Yogyakarta – Dunia maya (internet) telah menjadi ‘kendaraan’ utama pelaku terorisme untuk mempersiapkan dan melakukan aksinya. Kemajuan pesat informasi dan teknologi komunikasi menjadikan kelompok teroris itu sangat leluasa memanfaatkan untuk kepentingan propaganda mereka karena di dunia maya itu bisa melakukan apa saja tanpa batas.
“Ini yang melatarbelakangi kenapa radikalisme merambah dunia maya dengan memanfaatkan jejaring sosial dan media, dengan sasaran kaum muda dan penggiat dunia maya,” kata Deputi Pencegahan, Perlindungan, dan Deradikalisasi (Deputi 1) BNPT Mayjen TNI Abdul Rahman Kadir pada ‘Public Lecture Pencegahan Paham Radikal Terorisme di Aula Sabang Merauke Akademi Angkatan Udara (AAU) Yogyakarta, Rabu (18/10/2017).
Public Lecture ini dihadiri dari kurang lebih 700 peserta dari taruna tiga angkatan darat, laut, udara dan Polri, mahasiswa, pelajar, jajaran SKPD DI Yogyakarta, dan perwakilan organisasi masyarakat.
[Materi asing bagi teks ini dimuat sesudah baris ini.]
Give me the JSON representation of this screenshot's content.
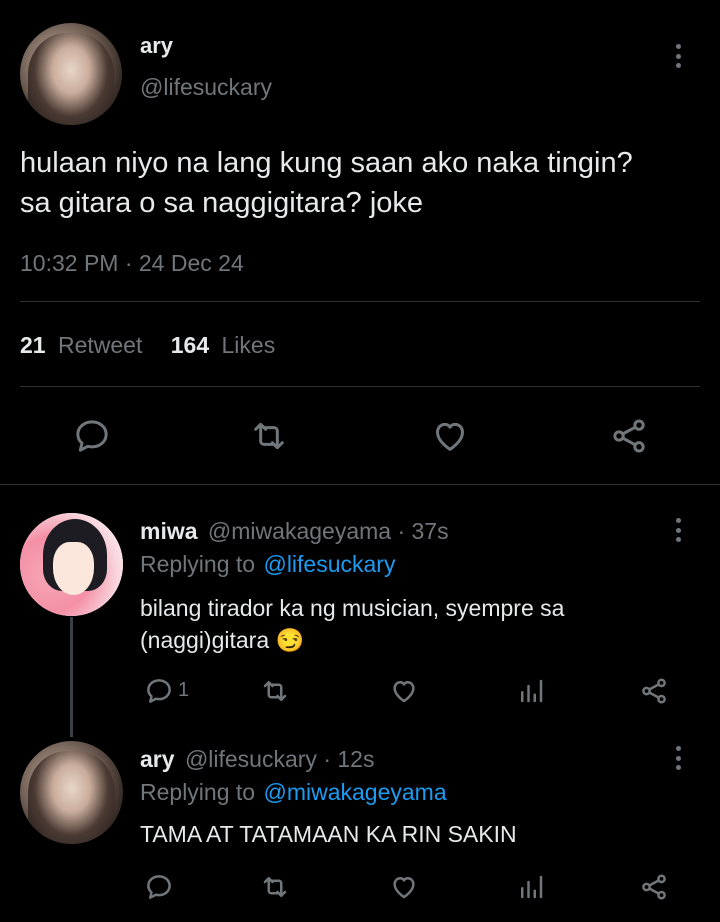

Selain Deputi 1, juga hadir Sekretaris Utama (Sestama) BNPT Mayjen TNI R. Gautama Wiranegara mewakili Kepala BNPT Komjen Pol. Drs. Suhardi Alius, MH.
Dijelaskan Mayjen Abdul Rahman Kadir, saat ini terorisme bukan persoalan lokal saja, tapi persoalan seluruh bangsa di dunia. “Seluruh bangsa tidak ada lagi yang imun terhadap pengaruh paham radikal terorisme. Dulu terorisme hanya ada di belahan dunia tertentu, sekarang tidak ada lagi karena sudah menyebar ke seluruh dunia,” imbuhnya.
Bicara tentang terorisme, media, dan dunia maya, ia menggarisbawahi ucapan salah satu pimpinan Al Qaeda, Aiman Aljawahir dimana ia pernah menuliskan surat kepada pengikutnya bahwa saat tengah terjadi peperangan dan separuh lebih peperangan itu terjadi melalui media. juru bicara Al Qaeda, Al Adnani, mengungkapkan daripada merekrut dan membawa anggota baru ke Afganistan, akan lebih mudah dan berharga, bila memindahkan pusat pelatihan ke setiap rumah, dan setiap desa perkampungan muslim di berbagai negara.
Artinya, para pelaku terorisme itu sangat pintar dan sudah membaca jauh-jauh hari pentingnya media dan dunia maya untuk menjalankan aksi mereka. Kalau didinamikakan, itu terlihat dari pola propaganda kelompok radikal itu yang bergeser dari cara-cara konvensial, ke cara-cara yang mereka gunakan sekarang yaitu media dan dunia maya.
“Dulu terorisme melakukan rekrutmen dengan melalui hubungan kekeluargaan, pertemanan, ketokohan, dan lembaga keagamaan. Jadi mulai merekrut sampai pembaitan, mereka harus tatap muka untuk melakukan indoktrinasi, rekrutmen, pembaiatan. Sekarang beda, terorisme sudah menggunakan website, medsos, social messenger,” jelas mantan Danrem 074/Warastratama Solo ini.
Salah bukti pola itu adalah pelaku yang siap melakukan aksi bom bunuh diri di istana negara yang tertangkap di Bintara bekasi. Perempuan pelaku itu dibaiat melalui online, setelah itu nikah secara online. Selain itu, kalau awalnya kelompok radikal menggunakan website untuk propaganda, tapi begitu muncul media chatting, mereka ikut beralih, bahkan sampai ke game online. Belum lagi setelah medsos muncul, dan terakhir social messenger.
Ia menambahkan, ada beberapa alasan kenapa teroris selalu menggunakan dunia maya yaitu dunia maya mudah diakses, tidak ada kontrol, regulasi, dan aturan. Audien luas bahkan bisa anonim, langsung komunikasi, murah, multimedia, kemudian kalau kita lihat internet sudah jadi sumber pemberitaan dan kebutuhan kita.
“Intinya, kelompok teroris menggunakan internet untuk melakukan perang psikologis, propaganda, pengumpulan dana dan data, serta berdiskusi antar mereka,” pungkas Mayjen Abdul Rahman Kadir.